Garment workers in Myanmar producing clothing for Primark have been subject to abuses, including containment and dismissals, according to a report by the Guardian.


Photo: Nigel Taylor



Testimonies given to the newspaper claim workers employed by GY Sen, which supplies Primark, were locked inside their factory by supervisors who tried to prevent them from joining anti-coup protests.

Workers claimed their supervisors had sought to prevent them from missing work to take part in protests in the main city Yangon on 18 February. The report also claims up to 1,000 workers were trapped inside and were only able to break free after several hours.

According to workers, about 20 were subsequently fired for missing shifts to participate in the civil disobedience movement, through which vast numbers of people across the country have refused to work. A spokesperson for GY Sen has denied all allegations.

Primark told the newspaper they were “very serious allegations… Our highest priority is to keep workers safe and well, and ensuring their rights and freedoms are respected,” a spokesperson said.

Primark also said it launched an investigation into the factory on 5 March after a local labour organisation raised concerns, but did not specify details.

In a written statement, Primark also said: “We will work with our supplier and, where required, other trusted third parties. If the factory is found to have breached our code [of conduct], we will work with the supplier and factory to remediate any issues”.

It added: “Given the current situation in Myanmar, we anticipate that conducting the investigation may be more challenging than usual”.

It also noted that it would not place any further orders with the factory until the inquiry was completed.
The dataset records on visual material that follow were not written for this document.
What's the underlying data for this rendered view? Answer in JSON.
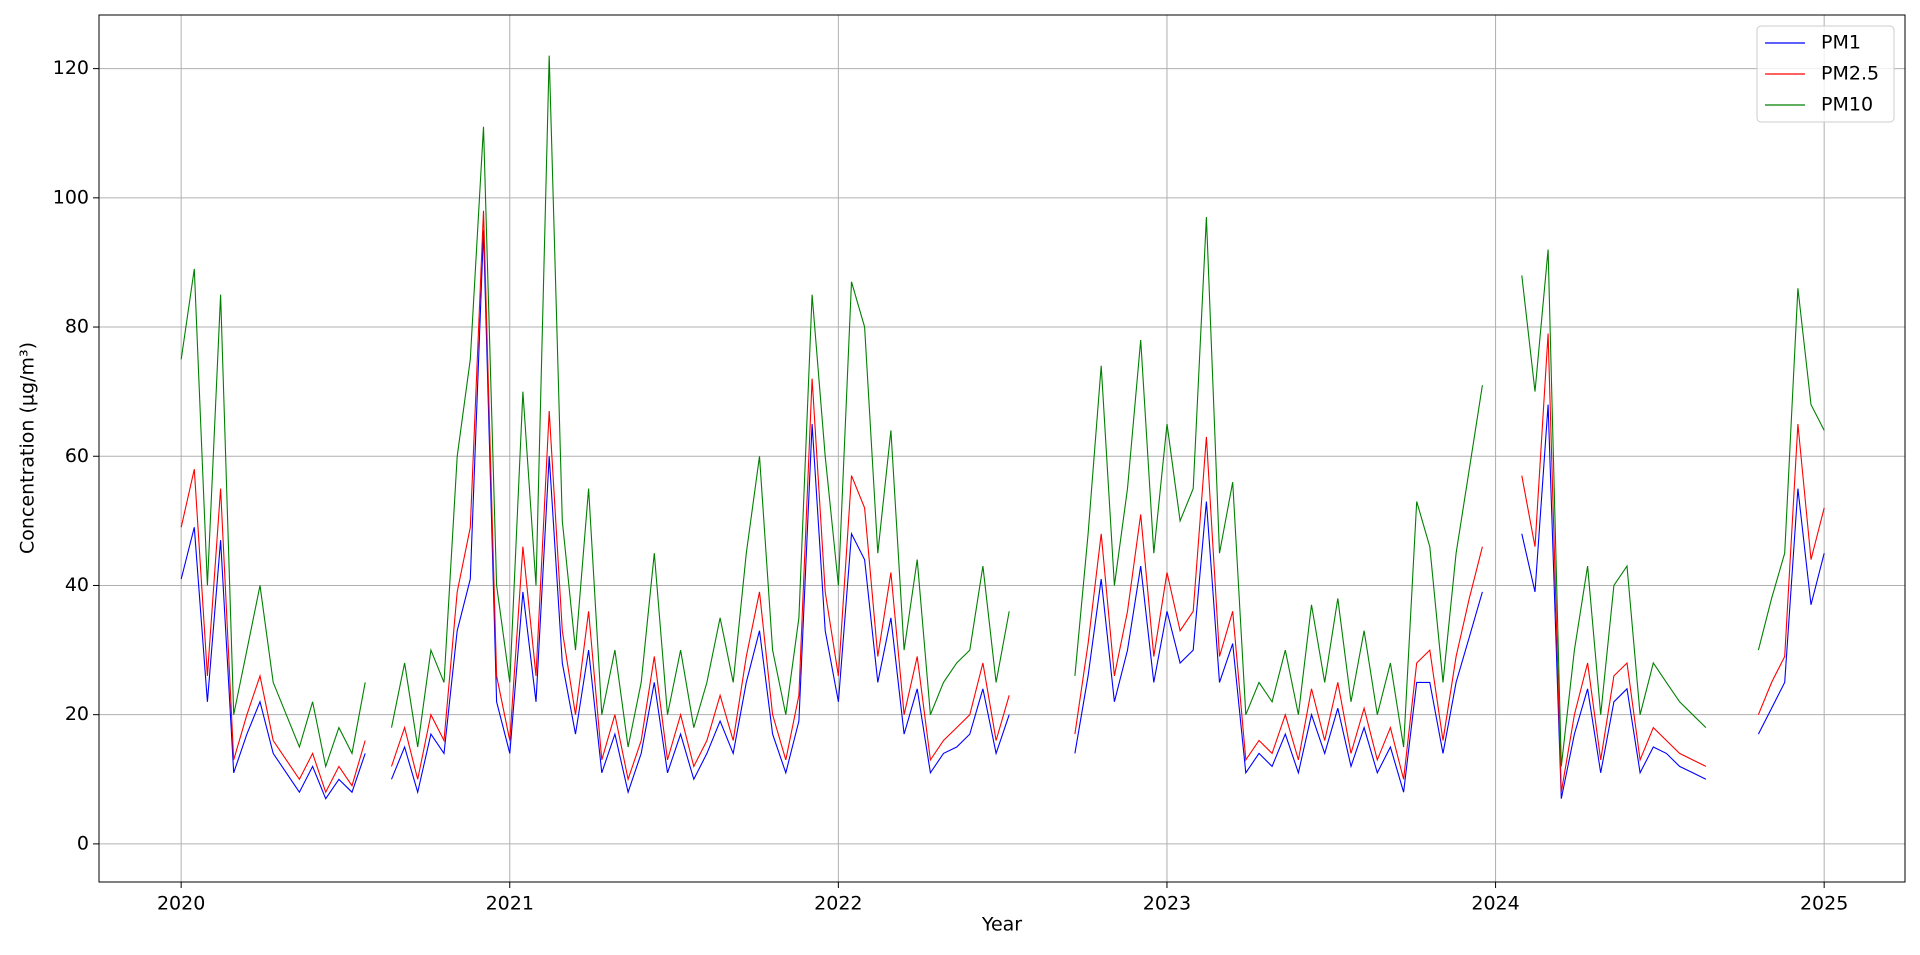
{
  "chart_data": {
    "type": "line",
    "xlabel": "Year",
    "ylabel": "Concentration (µg/m³)",
    "xlim": [
      2019.75,
      2025.246
    ],
    "ylim": [
      -5.9,
      128.3
    ],
    "xticks": [
      2020,
      2021,
      2022,
      2023,
      2024,
      2025
    ],
    "yticks": [
      0,
      20,
      40,
      60,
      80,
      100,
      120
    ],
    "grid": true,
    "legend": "upper right",
    "x": [
      2020,
      2020.04,
      2020.08,
      2020.12,
      2020.16,
      2020.2,
      2020.24,
      2020.28,
      2020.32,
      2020.36,
      2020.4,
      2020.44,
      2020.48,
      2020.52,
      2020.56,
      2020.6,
      2020.64,
      2020.68,
      2020.72,
      2020.76,
      2020.8,
      2020.84,
      2020.88,
      2020.92,
      2020.96,
      2021,
      2021.04,
      2021.08,
      2021.12,
      2021.16,
      2021.2,
      2021.24,
      2021.28,
      2021.32,
      2021.36,
      2021.4,
      2021.44,
      2021.48,
      2021.52,
      2021.56,
      2021.6,
      2021.64,
      2021.68,
      2021.72,
      2021.76,
      2021.8,
      2021.84,
      2021.88,
      2021.92,
      2021.96,
      2022,
      2022.04,
      2022.08,
      2022.12,
      2022.16,
      2022.2,
      2022.24,
      2022.28,
      2022.32,
      2022.36,
      2022.4,
      2022.44,
      2022.48,
      2022.52,
      2022.56,
      2022.6,
      2022.64,
      2022.68,
      2022.72,
      2022.76,
      2022.8,
      2022.84,
      2022.88,
      2022.92,
      2022.96,
      2023,
      2023.04,
      2023.08,
      2023.12,
      2023.16,
      2023.2,
      2023.24,
      2023.28,
      2023.32,
      2023.36,
      2023.4,
      2023.44,
      2023.48,
      2023.52,
      2023.56,
      2023.6,
      2023.64,
      2023.68,
      2023.72,
      2023.76,
      2023.8,
      2023.84,
      2023.88,
      2023.92,
      2023.96,
      2024,
      2024.04,
      2024.08,
      2024.12,
      2024.16,
      2024.2,
      2024.24,
      2024.28,
      2024.32,
      2024.36,
      2024.4,
      2024.44,
      2024.48,
      2024.52,
      2024.56,
      2024.6,
      2024.64,
      2024.68,
      2024.72,
      2024.76,
      2024.8,
      2024.84,
      2024.88,
      2024.92,
      2024.96,
      2025
    ],
    "series": [
      {
        "name": "PM1",
        "color": "#0000ff",
        "values": [
          41,
          49,
          22,
          47,
          11,
          17,
          22,
          14,
          11,
          8,
          12,
          7,
          10,
          8,
          14,
          null,
          10,
          15,
          8,
          17,
          14,
          33,
          41,
          95,
          22,
          14,
          39,
          22,
          60,
          28,
          17,
          30,
          11,
          17,
          8,
          14,
          25,
          11,
          17,
          10,
          14,
          19,
          14,
          25,
          33,
          17,
          11,
          19,
          65,
          33,
          22,
          48,
          44,
          25,
          35,
          17,
          24,
          11,
          14,
          15,
          17,
          24,
          14,
          20,
          null,
          null,
          null,
          null,
          14,
          26,
          41,
          22,
          30,
          43,
          25,
          36,
          28,
          30,
          53,
          25,
          31,
          11,
          14,
          12,
          17,
          11,
          20,
          14,
          21,
          12,
          18,
          11,
          15,
          8,
          25,
          25,
          14,
          25,
          32,
          39,
          null,
          null,
          48,
          39,
          68,
          7,
          17,
          24,
          11,
          22,
          24,
          11,
          15,
          14,
          12,
          11,
          10,
          null,
          null,
          null,
          17,
          21,
          25,
          55,
          37,
          45
        ]
      },
      {
        "name": "PM2.5",
        "color": "#ff0000",
        "values": [
          49,
          58,
          26,
          55,
          13,
          20,
          26,
          16,
          13,
          10,
          14,
          8,
          12,
          9,
          16,
          null,
          12,
          18,
          10,
          20,
          16,
          39,
          49,
          98,
          26,
          16,
          46,
          26,
          67,
          33,
          20,
          36,
          13,
          20,
          10,
          16,
          29,
          13,
          20,
          12,
          16,
          23,
          16,
          29,
          39,
          20,
          13,
          23,
          72,
          39,
          26,
          57,
          52,
          29,
          42,
          20,
          29,
          13,
          16,
          18,
          20,
          28,
          16,
          23,
          null,
          null,
          null,
          null,
          17,
          31,
          48,
          26,
          36,
          51,
          29,
          42,
          33,
          36,
          63,
          29,
          36,
          13,
          16,
          14,
          20,
          13,
          24,
          16,
          25,
          14,
          21,
          13,
          18,
          10,
          28,
          30,
          16,
          29,
          38,
          46,
          null,
          null,
          57,
          46,
          79,
          8,
          20,
          28,
          13,
          26,
          28,
          13,
          18,
          16,
          14,
          13,
          12,
          null,
          null,
          null,
          20,
          25,
          29,
          65,
          44,
          52
        ]
      },
      {
        "name": "PM10",
        "color": "#008000",
        "values": [
          75,
          89,
          40,
          85,
          20,
          30,
          40,
          25,
          20,
          15,
          22,
          12,
          18,
          14,
          25,
          null,
          18,
          28,
          15,
          30,
          25,
          60,
          75,
          111,
          40,
          25,
          70,
          40,
          122,
          50,
          30,
          55,
          20,
          30,
          15,
          25,
          45,
          20,
          30,
          18,
          25,
          35,
          25,
          45,
          60,
          30,
          20,
          35,
          85,
          60,
          40,
          87,
          80,
          45,
          64,
          30,
          44,
          20,
          25,
          28,
          30,
          43,
          25,
          36,
          null,
          null,
          null,
          null,
          26,
          48,
          74,
          40,
          55,
          78,
          45,
          65,
          50,
          55,
          97,
          45,
          56,
          20,
          25,
          22,
          30,
          20,
          37,
          25,
          38,
          22,
          33,
          20,
          28,
          15,
          53,
          46,
          25,
          45,
          58,
          71,
          null,
          null,
          88,
          70,
          92,
          12,
          30,
          43,
          20,
          40,
          43,
          20,
          28,
          25,
          22,
          20,
          18,
          null,
          null,
          null,
          30,
          38,
          45,
          86,
          68,
          64
        ]
      }
    ]
  }
}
However, workers at GY Sen said that, even before the coup, they were put under pressure to complete excessive workloads and threatened with dismissal if they refused extra shifts. Staff were paid as little as 1,200 kyat (60p) an hour to work overtime, according to payslips seen by the Guardian.

A spokesperson for GY Sen denied that the workers were underpaid, saying: “We have paid them [for overtime] according to the standard rate under the law”.